Marcia and Edson Suzuki are Brazilian missionaries working under the umbrella of YWAM for over 30 years. They are both trained Bible translators and have worked and lived with one of the most remote and isolated tribes in the Amazon for over twenty years.
They have also pioneered the fight for the rights of indigenous children in risk of infanticide for cultural reasons. It all started after they adopted Hakani, a disabled girl from the Suruwaha tribe who escaped being buried alive. Her brother didn't survive though - he was buried alive when he was 5 because he was developmentally disabled.
After finding out that child killing was still common among over 20 tribes in the Amazon, the couple led a 5-year national campaign to raise awareness about the issue. They also started an NGO to offer sanctuary for families that were forced to flee the tribe to protect the life of their children. Many were saved, a lot of awareness was raised, and the laws in Brazil have changed to protect Indigenous children.
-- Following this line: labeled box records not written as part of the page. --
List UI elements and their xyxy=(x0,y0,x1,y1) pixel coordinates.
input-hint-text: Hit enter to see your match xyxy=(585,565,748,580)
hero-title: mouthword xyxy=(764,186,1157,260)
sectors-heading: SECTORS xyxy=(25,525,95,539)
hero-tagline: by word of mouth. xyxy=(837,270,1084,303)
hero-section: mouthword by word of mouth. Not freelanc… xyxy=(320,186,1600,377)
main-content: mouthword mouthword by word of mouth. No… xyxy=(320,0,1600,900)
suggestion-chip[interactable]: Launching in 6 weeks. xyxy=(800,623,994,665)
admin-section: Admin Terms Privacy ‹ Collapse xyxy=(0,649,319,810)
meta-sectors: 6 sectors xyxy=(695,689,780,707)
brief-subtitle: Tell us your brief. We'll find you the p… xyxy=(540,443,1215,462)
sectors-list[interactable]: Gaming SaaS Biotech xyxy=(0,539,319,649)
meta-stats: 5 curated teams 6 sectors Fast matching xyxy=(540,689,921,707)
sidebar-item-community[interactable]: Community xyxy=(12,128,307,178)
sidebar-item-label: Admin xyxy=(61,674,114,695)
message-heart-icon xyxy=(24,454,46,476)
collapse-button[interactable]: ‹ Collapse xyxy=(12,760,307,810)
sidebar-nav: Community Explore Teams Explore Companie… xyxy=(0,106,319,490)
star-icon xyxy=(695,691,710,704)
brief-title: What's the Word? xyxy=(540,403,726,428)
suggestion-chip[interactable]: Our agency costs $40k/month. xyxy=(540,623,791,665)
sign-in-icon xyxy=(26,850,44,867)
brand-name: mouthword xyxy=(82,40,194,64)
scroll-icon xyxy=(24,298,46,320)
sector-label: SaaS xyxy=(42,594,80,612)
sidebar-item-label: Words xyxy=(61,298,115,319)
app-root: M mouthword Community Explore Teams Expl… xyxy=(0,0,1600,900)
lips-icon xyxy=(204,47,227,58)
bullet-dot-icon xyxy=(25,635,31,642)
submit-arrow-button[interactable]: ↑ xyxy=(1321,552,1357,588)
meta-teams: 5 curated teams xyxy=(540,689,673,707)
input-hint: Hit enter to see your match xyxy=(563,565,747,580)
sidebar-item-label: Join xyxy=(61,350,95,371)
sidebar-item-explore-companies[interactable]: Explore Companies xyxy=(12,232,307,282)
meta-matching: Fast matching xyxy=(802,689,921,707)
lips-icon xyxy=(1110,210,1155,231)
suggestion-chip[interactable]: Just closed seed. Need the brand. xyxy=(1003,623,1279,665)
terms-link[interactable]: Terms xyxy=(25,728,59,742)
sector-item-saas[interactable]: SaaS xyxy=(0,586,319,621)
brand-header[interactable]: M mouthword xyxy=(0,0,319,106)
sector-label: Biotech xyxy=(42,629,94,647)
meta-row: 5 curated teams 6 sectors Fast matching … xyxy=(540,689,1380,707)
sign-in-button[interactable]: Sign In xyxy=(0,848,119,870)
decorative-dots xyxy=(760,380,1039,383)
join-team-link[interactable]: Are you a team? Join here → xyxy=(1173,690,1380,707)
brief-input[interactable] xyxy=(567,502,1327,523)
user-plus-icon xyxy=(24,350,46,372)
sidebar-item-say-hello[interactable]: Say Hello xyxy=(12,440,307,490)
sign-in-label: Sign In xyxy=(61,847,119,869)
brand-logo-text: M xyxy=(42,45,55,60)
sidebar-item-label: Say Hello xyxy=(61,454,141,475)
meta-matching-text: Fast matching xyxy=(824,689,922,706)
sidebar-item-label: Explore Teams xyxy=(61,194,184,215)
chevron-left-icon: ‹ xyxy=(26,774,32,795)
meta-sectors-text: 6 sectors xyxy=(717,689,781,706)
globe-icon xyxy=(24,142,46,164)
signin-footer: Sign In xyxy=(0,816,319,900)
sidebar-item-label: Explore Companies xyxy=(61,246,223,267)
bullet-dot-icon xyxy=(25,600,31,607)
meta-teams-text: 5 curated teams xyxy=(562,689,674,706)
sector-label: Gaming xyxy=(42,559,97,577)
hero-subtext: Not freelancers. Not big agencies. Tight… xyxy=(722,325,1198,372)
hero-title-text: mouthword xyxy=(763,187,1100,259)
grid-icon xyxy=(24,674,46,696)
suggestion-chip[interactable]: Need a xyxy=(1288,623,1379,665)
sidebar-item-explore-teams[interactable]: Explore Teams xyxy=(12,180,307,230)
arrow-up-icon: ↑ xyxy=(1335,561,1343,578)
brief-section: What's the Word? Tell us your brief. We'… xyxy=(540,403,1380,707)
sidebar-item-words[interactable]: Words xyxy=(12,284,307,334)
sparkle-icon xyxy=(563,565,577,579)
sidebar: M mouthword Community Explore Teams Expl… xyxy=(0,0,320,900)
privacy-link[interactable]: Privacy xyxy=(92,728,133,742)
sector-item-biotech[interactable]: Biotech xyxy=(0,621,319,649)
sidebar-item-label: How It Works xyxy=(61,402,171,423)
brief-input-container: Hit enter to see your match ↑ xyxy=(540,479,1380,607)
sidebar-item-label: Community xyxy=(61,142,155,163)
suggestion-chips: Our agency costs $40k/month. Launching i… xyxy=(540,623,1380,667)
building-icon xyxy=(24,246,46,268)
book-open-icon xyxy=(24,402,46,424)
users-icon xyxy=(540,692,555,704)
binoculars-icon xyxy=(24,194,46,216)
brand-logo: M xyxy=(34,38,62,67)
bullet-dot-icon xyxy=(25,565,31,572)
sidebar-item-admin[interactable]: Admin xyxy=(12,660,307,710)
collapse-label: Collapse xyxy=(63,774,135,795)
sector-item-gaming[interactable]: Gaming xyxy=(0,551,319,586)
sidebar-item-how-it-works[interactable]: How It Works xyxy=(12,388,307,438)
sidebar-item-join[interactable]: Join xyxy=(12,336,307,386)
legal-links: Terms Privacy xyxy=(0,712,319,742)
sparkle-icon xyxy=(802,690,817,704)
Marcia and Suzuki hold a Masters Degree in Linguistics and speak several languages. Marcia was recently appointed to serve as the International Dean of the College of Applied Linguistics & Languages of UofN (YWAM's University), and Edson serves on the training committee. They currently live with their daughter Hakani at the Navajo reservation in Arizona, where they work as linguistics advisors for the Navajo language teachers in a language preservation program.